At 17, Asheville High School senior Miranda Williams knows her calling. “I can talk about racial justice and inequities for hours and not get tired,” she says.
Since her freshman year, Williams has worked with a number of organizations addressing racial disparities and injustices within the community. Currently, she is one of 24 Racial Equity Ambassadors at AHS; the student-led group recently developed six strategies for culturally relevant teaching.
In addition to her ambassadorship, Williams is a doula mentee at SistasCaring4Sistas, a community-based doula program at Mountain Area Health Education Center committed to social justice and reducing health disparities for women and infants of color.
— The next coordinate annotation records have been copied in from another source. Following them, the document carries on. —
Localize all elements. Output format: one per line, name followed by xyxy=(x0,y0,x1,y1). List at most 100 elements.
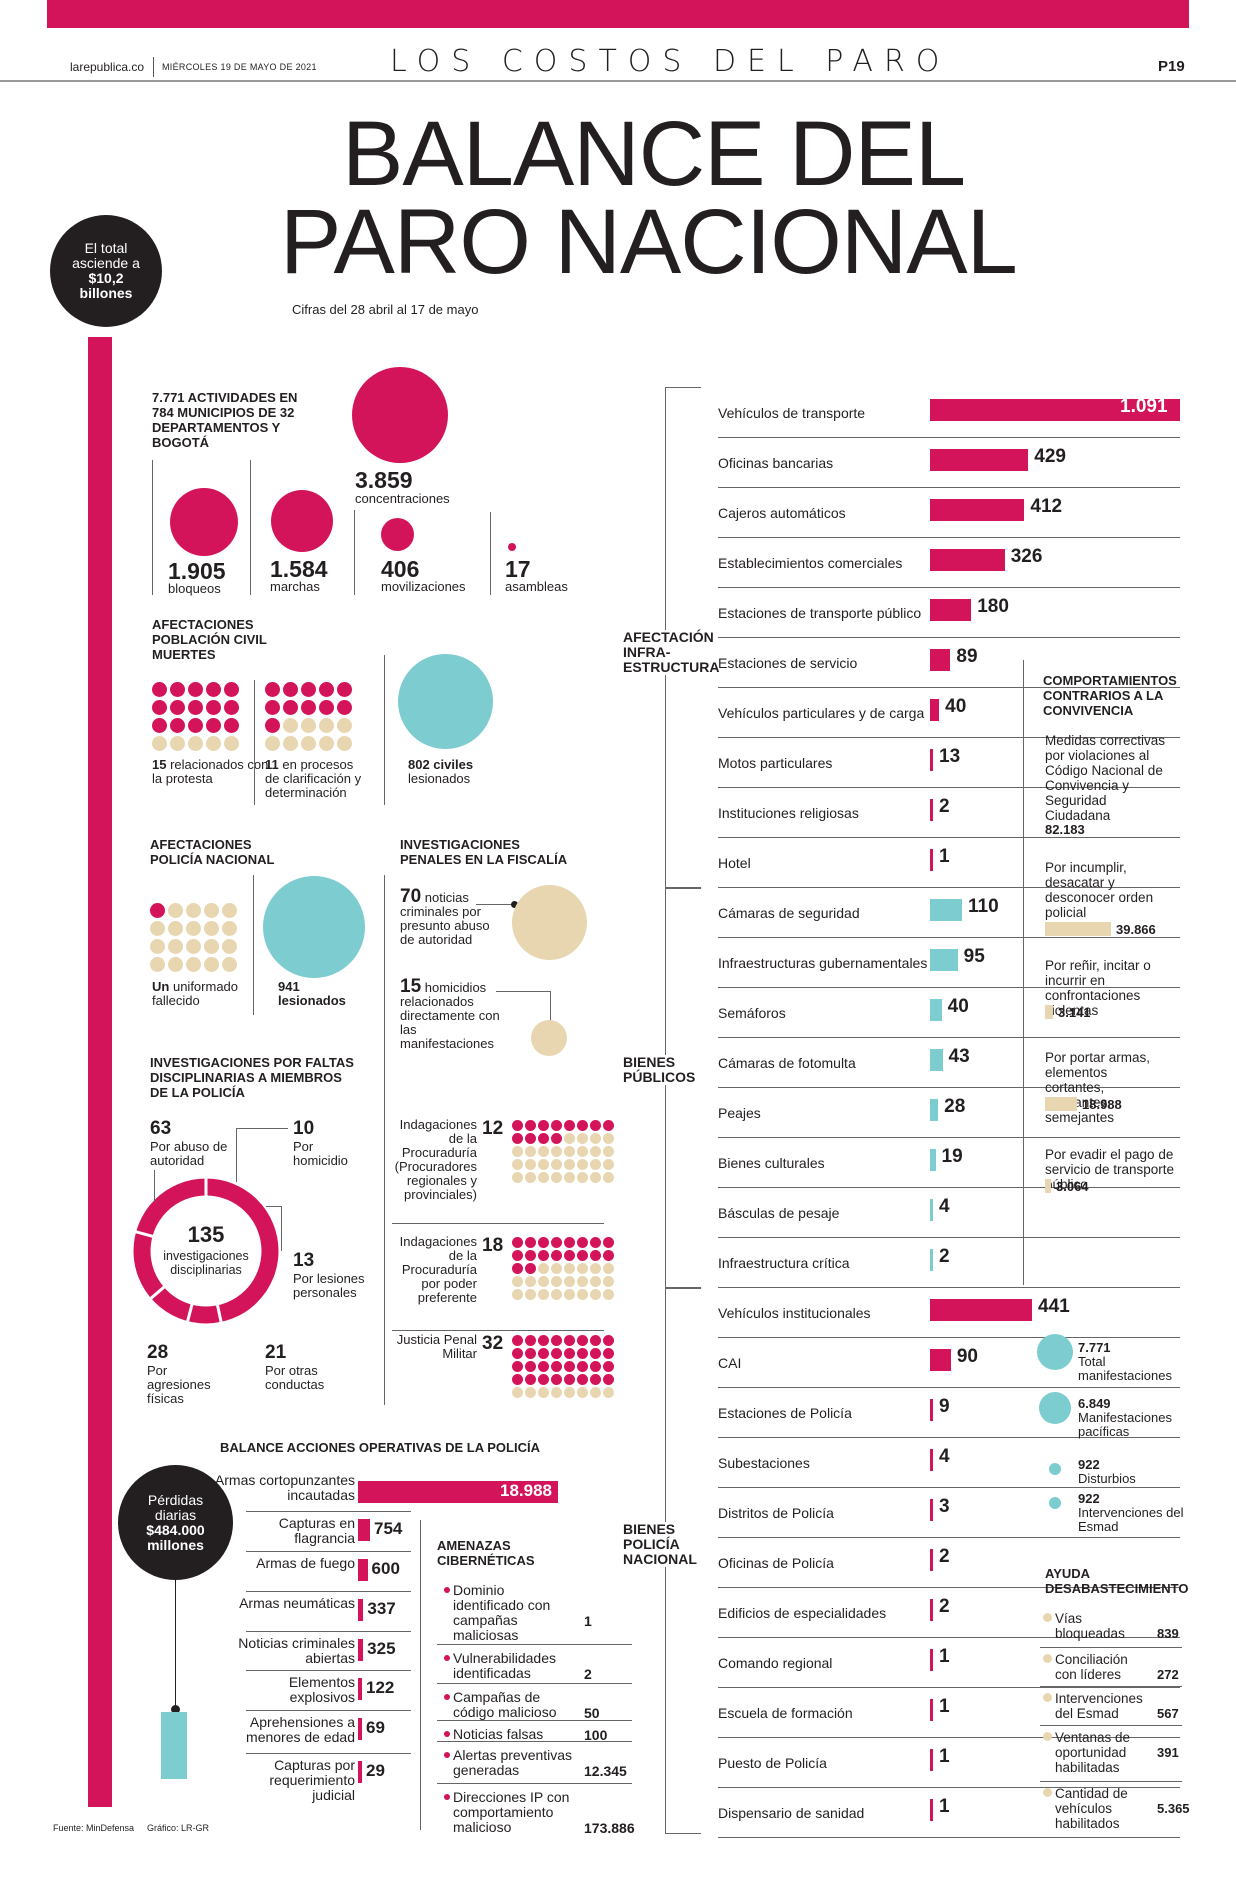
pink-dot xyxy=(603,1348,614,1359)
civil-process-label: en procesos de clarificación y determina… xyxy=(265,757,362,800)
beige-dot xyxy=(577,1159,588,1170)
subtitle: Cifras del 28 abril al 17 de mayo xyxy=(292,302,479,317)
civil-dots-process xyxy=(265,682,352,751)
beige-dot xyxy=(564,1159,575,1170)
pink-dot xyxy=(590,1348,601,1359)
beige-dot xyxy=(150,921,165,936)
pink-dot xyxy=(564,1348,575,1359)
manif-circle xyxy=(1049,1463,1061,1475)
cyber-label: Dominio identificado con campañas malici… xyxy=(453,1582,551,1643)
pink-dot xyxy=(512,1348,523,1359)
bloqueos-number: 1.905 xyxy=(168,558,226,584)
cyber-bullet xyxy=(444,1752,450,1758)
pink-dot xyxy=(283,700,298,715)
policeprop-row-label: CAI xyxy=(718,1355,742,1371)
infra-row: Hotel 1 xyxy=(718,837,1180,888)
infra-row-label: Cajeros automáticos xyxy=(718,505,846,521)
beige-dot xyxy=(577,1387,588,1398)
op-bar xyxy=(358,1761,362,1783)
pink-dot xyxy=(525,1348,536,1359)
infra-category: AFECTACIÓN INFRA-ESTRUCTURA xyxy=(623,629,720,675)
public-row-label: Cámaras de seguridad xyxy=(718,905,860,921)
beige-dot xyxy=(577,1263,588,1274)
op-divider xyxy=(246,1710,411,1711)
op-bar xyxy=(358,1599,364,1621)
manif-number: 6.849 xyxy=(1078,1396,1111,1411)
supply-dot xyxy=(1043,1788,1052,1797)
infra-row-number: 40 xyxy=(945,696,967,717)
activities-divider xyxy=(354,510,355,595)
activities-divider xyxy=(152,460,153,595)
public-row-number: 110 xyxy=(968,896,999,917)
infra-row-bar xyxy=(930,449,1029,471)
civil-dots-protest xyxy=(152,682,239,751)
infra-row-bar xyxy=(930,699,940,721)
beige-dot xyxy=(337,718,352,733)
policeprop-row-bar xyxy=(930,1349,951,1371)
policeprop-row-label: Oficinas de Policía xyxy=(718,1555,834,1571)
top-color-bar xyxy=(47,0,1189,28)
public-bracket xyxy=(665,887,701,1289)
pink-dot xyxy=(301,682,316,697)
beige-dot xyxy=(590,1387,601,1398)
policeprop-row-number: 1 xyxy=(939,1746,950,1767)
disc-homicidio-number: 10 xyxy=(293,1118,315,1139)
civil-process-number: 11 xyxy=(265,757,279,772)
total-l3: $10,2 xyxy=(88,270,124,286)
losses-l4: millones xyxy=(147,1536,204,1553)
policeprop-row: Puesto de Policía 1 xyxy=(718,1737,1180,1788)
disciplinary-total-label: investigaciones disciplinarias xyxy=(163,1249,249,1277)
pink-dot xyxy=(538,1348,549,1359)
beige-dot xyxy=(168,903,183,918)
supply-heading: AYUDA DESABASTECIMIENTO xyxy=(1045,1566,1189,1596)
fiscalia-item-a: 70 noticias criminales por presunto abus… xyxy=(400,887,500,947)
policeprop-row-bar xyxy=(930,1499,933,1521)
beige-dot xyxy=(538,1289,549,1300)
infra-row-label: Oficinas bancarias xyxy=(718,455,834,471)
supply-number: 391 xyxy=(1157,1745,1179,1760)
beige-dot xyxy=(525,1276,536,1287)
public-row: Bienes culturales 19 xyxy=(718,1137,1180,1188)
beige-dot xyxy=(551,1263,562,1274)
disc-otras-number: 21 xyxy=(265,1342,287,1363)
policeprop-row: Escuela de formación 1 xyxy=(718,1687,1180,1738)
conv-number: 39.866 xyxy=(1116,922,1156,937)
pink-dot xyxy=(577,1120,588,1131)
beige-dot xyxy=(551,1276,562,1287)
fiscalia-b-connector xyxy=(496,991,550,992)
pink-dot xyxy=(538,1120,549,1131)
infra-row: Vehículos particulares y de carga 40 xyxy=(718,687,1180,738)
beige-dot xyxy=(538,1387,549,1398)
manif-circle xyxy=(1049,1497,1061,1509)
site-name[interactable]: larepublica.co xyxy=(70,60,145,74)
op-label: Capturas en flagrancia xyxy=(278,1515,355,1546)
procu-divider xyxy=(392,1223,604,1224)
pink-dot xyxy=(538,1335,549,1346)
op-bar xyxy=(358,1718,362,1740)
public-row-label: Infraestructura crítica xyxy=(718,1255,850,1271)
donut-separator xyxy=(215,1303,223,1324)
policeprop-row-label: Vehículos institucionales xyxy=(718,1305,871,1321)
public-row-label: Peajes xyxy=(718,1105,761,1121)
op-label: Armas neumáticas xyxy=(239,1595,355,1611)
disc-lesiones-number: 13 xyxy=(293,1250,315,1271)
fiscalia-b-number: 15 xyxy=(400,976,422,997)
beige-dot xyxy=(590,1276,601,1287)
police-dead-label: uniformado fallecido xyxy=(152,979,239,1008)
pink-dot xyxy=(188,718,203,733)
pink-dot xyxy=(564,1250,575,1261)
pink-dot xyxy=(265,682,280,697)
disc-abuso-connector xyxy=(154,1170,155,1202)
supply-divider xyxy=(1040,1725,1182,1726)
police-dead-bold: Un xyxy=(152,979,170,994)
manif-label: Manifestaciones pacíficas xyxy=(1078,1410,1172,1439)
disciplinary-heading: INVESTIGACIONES POR FALTAS DISCIPLINARIA… xyxy=(150,1055,354,1100)
public-row-number: 28 xyxy=(944,1096,966,1117)
beige-dot xyxy=(152,736,167,751)
bloqueos-label: bloqueos xyxy=(168,581,221,596)
pink-dot xyxy=(564,1335,575,1346)
procu-dots xyxy=(512,1120,614,1183)
infra-row-number: 1.091 xyxy=(1120,396,1168,417)
procu-number: 18 xyxy=(482,1235,504,1256)
public-row-number: 4 xyxy=(939,1196,950,1217)
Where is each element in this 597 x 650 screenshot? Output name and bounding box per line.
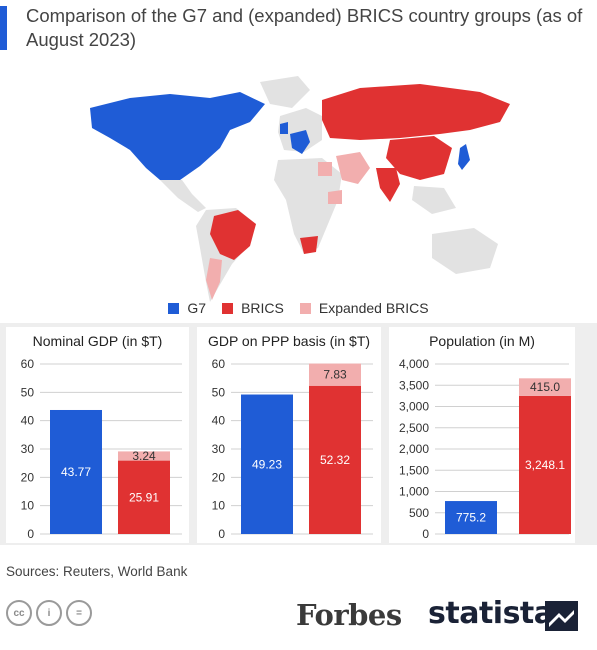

Her ongoing work for racial justice and equity is demanding and can be emotionally draining. “It can often feel like you are taking one step forward and going five steps back,” she says, citing the recent headlines of the police killing of Daunte Wright, a Black man fatally shot by a white officer in Brookyln Center, Minn., just 11 miles from where George Floyd was killed in 2020.
Despite fatigue, Williams knows the work she is doing today has the potential to impact tomorrow.
“I hope that people realize racism is taught and that as long as people are teaching their children what was taught to them, we will forever be a dog chasing its own tail,” she says. “I hope that the generations to come are more open-minded and resilient to the negative influences that came before them. And I hope they realize that everything begins with education.”